REPUBLIKA.CO.ID, ISLAMABAD -- Hujan lebat mengguyur wilayah barat laut Pakistan, meruntuhkan rumah-rumah dan menewaskan sedikitnya 25 orang. Hujan lebat dan hujan es melanda Bannu, Lakki Marwat, dan distrik Karak di Provinsi Khyber Pakhtunkhwa pada Sabtu (10/6/2023).
Petugas penyelamat senior, Khateer Ahmed mengatakan, 145 orang lainnya terluka saat pohon tumbang merobohkan menara transmisi listrik.
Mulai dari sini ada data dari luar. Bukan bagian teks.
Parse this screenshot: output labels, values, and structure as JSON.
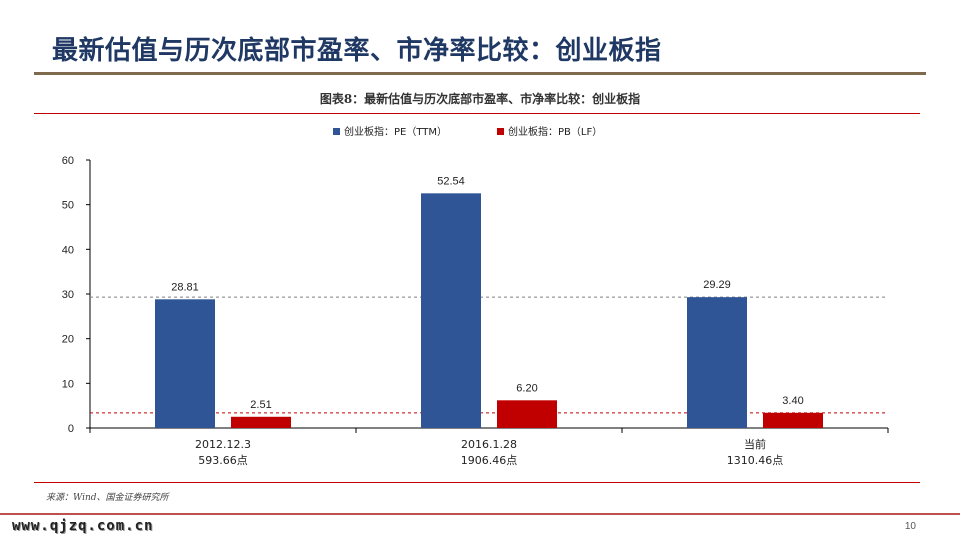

Ahmed mengatakan, para pejabat berupaya untuk memberikan bantuan darurat kepada yang terluka.
Perdana Menteri Pakistan, Shahbaz Sharif menyampaikan keprihatinan dan kesedihan terkait hilangnya nyawa akibat badai. Dia mengarahkan pihak berwenang untuk mempercepat operasi bantuan. Sharif juga memerintahkan para pejabat untuk melakukan tindakan darurat, ketika Topan Biparjoy mendekat dari Laut Arab.
"Topan parah dan intens dengan kecepatan angin 150 km per jam (93 mil per jam) sedang menuju selatan negara itu," kata badan manajemen bencana Pakistan, dilaporkan Aljazirah, Sabtu (10/6/2023).
Tahun lalu, Pakistan mengalami banjir terparah dalam sejarah karena hujan lebat. Banjir pasrah ini menewaskan sedikitnya 1.739 orang, termasuk 647 anak-anak, dan mempengaruhi 33 juta orang. Pada puncaknya, banjir menenggelamkan lebih dari sepertiga negara.
Bencana tersebut kemudian menyebabkan kerusakan pada sebagian besar sistem air di daerah yang terkena dampak dan memaksa lebih dari 5,4 juta orang, termasuk 2,5 juta anak-anak untuk mengandalkan air yang terkontaminasi dari kolam dan sumur. Untuk mengurangi dampak bencana alam, pemerintah mengalokasikan anggaran sebesar 1,3 miliar dolar AS untuk ketahanan iklim.